Om me helemaal in de tocht in te leven, treed ik in de voetsporen van de giraffe en volg dezelfde route van Marseille naar Parijs die zij met Saint-Hilaire en Atir in 42 dagen lopend aflegde. Het was in dezelfde tijd van het jaar, maar over een periode van 10 dagen en grotendeels per auto. Ik kijk door de ogen van Saint-Hilaire en Atir en trek door de Provence, de Rhônevallei, de Bourgogne en de Morvan. In steden kom ik langs historische monumenten en zoek plekken waar ik scènes van het fictieve verhaal laat afspelen. Ik kan zo de natuur in me opnemen, afstanden inschatten en stadspoorten opmeten om te zien of de giraffe er wel met gestrekte hals onderdoor kon. Zo mogelijk overnacht ik in dezelfde herbergen als het gezelschap, zoek de stallen waar de giraffe stond en waar Atir en de andere begeleiders in het stro sliepen. En ineens ontdek ik achter een hotel in Mâcon, waar ik me in dezelfde kamer als Etienne Saint-Hilaire waan, luchtgaten voor de giraffe, bovenin een vier meter hoge staldeur! Tenslotte trek ik naar Kenia om dit merkwaardige dier in haar natuurlijke omgeving beter te leren kennen. In het Giraffe Centre in Nairobi krijg ik de kans giraffen van top tot teen te bestuderen.

Het schrijven van mijn verhaal tot roman was een groots avontuur. Ik heb er zelf heel veel plezier in gehad. Zal Kom Atir kom opnieuw een giraffengekte teweegbrengen? Trek nu uw wandelschoenen aan, ik wens u allen een goede reis met de giraffe door Frankrijk.

.

Agnita de Ranitz studeerde kunstgeschiedenis en egyptologie aan de Ecole du Louvre en de Sorbonne in Parijs en was werkzaam in het Allard Pierson Museum in Amsterdam. Na haar huwelijk ging zij in Frankrijk wonen. Ze is actief als gemeenteraadslid in haar woonplaats l’ Étang-la-Ville. Haar grote passie is schrijven. Enkele van haar korte verhalen zijn in bundels opgenomen. Haar debuutroman De vrouw op het perron (Uitgeverij Brevier), verschenen in 2016 en werd goed ontvangen. Haar tweede roman Kom Atir kom verscheen tijdens de Boekenweek van 2020, bij Uitgeverij De Brouwerij | Brainbooks. Voor meer informatie: https://agnitaderanitz.com/

  1. 2 Reacties op “Met een giraffe door Frankrijk”

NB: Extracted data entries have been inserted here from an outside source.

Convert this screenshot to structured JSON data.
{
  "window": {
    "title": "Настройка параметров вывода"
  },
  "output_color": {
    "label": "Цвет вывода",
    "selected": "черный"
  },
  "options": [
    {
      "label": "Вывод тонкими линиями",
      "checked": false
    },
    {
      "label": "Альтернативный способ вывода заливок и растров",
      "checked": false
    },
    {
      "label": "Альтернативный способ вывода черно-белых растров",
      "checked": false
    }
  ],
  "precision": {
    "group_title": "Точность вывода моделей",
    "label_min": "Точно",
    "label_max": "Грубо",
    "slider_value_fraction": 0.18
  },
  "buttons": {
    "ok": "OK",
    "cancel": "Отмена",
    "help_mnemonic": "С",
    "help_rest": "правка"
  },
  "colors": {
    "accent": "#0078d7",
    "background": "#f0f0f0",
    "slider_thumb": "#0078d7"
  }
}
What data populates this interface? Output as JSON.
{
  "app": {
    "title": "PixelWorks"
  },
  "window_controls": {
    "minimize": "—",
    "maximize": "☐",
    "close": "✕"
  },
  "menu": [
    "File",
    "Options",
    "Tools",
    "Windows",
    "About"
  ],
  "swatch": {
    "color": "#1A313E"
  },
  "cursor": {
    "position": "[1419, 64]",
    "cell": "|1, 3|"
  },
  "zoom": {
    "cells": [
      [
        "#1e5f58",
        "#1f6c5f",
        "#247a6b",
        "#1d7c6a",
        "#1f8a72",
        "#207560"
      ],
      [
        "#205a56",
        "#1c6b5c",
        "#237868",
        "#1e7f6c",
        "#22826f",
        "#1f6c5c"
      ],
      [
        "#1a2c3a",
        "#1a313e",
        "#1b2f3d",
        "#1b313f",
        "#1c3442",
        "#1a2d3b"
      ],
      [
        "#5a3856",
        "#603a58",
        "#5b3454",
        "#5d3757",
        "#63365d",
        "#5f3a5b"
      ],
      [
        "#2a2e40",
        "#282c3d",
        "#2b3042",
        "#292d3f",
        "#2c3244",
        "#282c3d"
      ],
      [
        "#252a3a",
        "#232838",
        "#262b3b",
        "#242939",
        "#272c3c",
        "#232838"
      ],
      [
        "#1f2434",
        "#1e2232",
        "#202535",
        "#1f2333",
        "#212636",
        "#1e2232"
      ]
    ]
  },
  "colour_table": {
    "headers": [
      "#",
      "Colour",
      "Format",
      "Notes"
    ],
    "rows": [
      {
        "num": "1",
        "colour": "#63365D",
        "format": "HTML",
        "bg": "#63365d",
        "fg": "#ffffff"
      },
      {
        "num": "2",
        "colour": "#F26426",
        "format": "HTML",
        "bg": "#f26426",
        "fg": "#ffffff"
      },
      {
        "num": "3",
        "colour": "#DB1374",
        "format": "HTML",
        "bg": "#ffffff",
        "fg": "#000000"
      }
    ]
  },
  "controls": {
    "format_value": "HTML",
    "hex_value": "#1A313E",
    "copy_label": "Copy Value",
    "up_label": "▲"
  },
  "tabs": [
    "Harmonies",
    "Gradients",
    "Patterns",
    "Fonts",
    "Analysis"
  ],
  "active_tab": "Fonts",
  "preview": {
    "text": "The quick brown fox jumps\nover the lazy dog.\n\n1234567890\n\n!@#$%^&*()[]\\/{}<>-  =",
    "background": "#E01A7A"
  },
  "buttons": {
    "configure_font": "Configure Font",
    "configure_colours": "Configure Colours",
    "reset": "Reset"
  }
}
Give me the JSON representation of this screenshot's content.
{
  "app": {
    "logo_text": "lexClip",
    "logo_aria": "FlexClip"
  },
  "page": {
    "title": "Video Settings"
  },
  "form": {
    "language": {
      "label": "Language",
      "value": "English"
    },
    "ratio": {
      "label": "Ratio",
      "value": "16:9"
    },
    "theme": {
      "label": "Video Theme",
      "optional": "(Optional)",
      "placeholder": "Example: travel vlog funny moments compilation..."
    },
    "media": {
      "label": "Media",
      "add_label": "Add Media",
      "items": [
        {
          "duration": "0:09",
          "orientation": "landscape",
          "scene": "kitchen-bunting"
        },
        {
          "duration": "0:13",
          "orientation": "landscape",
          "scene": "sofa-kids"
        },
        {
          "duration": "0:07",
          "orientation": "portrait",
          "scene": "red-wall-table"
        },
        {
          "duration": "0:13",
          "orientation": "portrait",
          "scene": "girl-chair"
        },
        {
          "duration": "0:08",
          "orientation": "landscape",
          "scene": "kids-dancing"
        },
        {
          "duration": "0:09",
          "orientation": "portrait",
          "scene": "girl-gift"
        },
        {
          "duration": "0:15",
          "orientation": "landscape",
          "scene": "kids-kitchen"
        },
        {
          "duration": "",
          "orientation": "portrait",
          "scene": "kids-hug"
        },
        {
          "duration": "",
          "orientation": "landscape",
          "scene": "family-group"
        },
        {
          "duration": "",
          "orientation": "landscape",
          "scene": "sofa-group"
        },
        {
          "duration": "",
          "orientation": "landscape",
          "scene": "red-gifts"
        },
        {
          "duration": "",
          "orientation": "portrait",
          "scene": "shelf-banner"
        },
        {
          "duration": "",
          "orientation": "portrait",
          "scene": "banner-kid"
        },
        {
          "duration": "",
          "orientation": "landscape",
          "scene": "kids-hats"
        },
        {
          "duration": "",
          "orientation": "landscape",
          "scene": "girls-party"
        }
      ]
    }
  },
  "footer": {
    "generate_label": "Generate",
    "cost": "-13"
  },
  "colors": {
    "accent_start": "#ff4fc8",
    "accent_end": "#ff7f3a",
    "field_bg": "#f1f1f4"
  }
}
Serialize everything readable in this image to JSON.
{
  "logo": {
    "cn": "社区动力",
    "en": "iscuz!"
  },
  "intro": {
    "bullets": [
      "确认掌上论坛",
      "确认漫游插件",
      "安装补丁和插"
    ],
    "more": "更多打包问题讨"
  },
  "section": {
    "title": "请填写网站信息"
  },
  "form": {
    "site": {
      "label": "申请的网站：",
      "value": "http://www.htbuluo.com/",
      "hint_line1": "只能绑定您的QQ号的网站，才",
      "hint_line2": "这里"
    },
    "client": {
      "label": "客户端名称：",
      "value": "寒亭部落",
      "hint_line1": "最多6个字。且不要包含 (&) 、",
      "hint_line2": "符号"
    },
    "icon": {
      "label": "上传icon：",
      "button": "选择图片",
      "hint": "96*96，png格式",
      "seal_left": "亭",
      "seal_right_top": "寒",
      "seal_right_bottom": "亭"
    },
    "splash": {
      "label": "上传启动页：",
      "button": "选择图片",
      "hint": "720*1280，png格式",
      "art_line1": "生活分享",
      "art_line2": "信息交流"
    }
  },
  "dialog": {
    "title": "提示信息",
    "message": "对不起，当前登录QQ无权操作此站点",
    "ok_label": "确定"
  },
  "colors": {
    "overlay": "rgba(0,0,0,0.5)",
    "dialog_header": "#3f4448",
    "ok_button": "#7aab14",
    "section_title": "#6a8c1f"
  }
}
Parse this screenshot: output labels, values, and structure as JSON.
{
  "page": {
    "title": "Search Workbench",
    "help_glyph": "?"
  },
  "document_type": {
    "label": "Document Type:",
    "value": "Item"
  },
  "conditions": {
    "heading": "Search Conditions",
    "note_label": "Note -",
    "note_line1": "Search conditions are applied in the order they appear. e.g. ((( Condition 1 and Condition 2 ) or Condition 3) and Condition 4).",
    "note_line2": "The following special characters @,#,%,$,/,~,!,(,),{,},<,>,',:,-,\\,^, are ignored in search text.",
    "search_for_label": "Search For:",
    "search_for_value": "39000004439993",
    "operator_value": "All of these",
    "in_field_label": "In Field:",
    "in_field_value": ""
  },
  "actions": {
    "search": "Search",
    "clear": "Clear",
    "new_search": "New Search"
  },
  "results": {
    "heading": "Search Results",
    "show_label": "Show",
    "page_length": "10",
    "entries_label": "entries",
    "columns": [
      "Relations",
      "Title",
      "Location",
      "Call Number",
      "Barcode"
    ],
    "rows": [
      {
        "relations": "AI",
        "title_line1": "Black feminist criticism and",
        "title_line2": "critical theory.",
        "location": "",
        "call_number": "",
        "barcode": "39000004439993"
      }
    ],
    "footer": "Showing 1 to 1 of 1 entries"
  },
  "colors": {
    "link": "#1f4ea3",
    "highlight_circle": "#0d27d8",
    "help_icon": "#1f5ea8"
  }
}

  2. Door Renee op 21 nov, 2021

    Wat enig om te lezen hoe je deze uitdaging en tocht hebt ondernomen..ik vind t heerlijk ..ben benieuwd naar je boek!
    Liefs

  3. Door Agnita de Ranitz op 22 nov, 2021

    Dag Renée,
    Voor een auteur is het altijd erg leuk een reactie te krijgen. Heel veel dank! Naast mijn historische roman ‘Kom Atir kom’ over de tocht van de eerste giraffe van Frankrijk schreef ik onlangs het reisboek ‘In de voetsporen van Zarafa’ waarmee ik de lezer meeneem op de route. Mijn column en een recensie staan ook op deze site.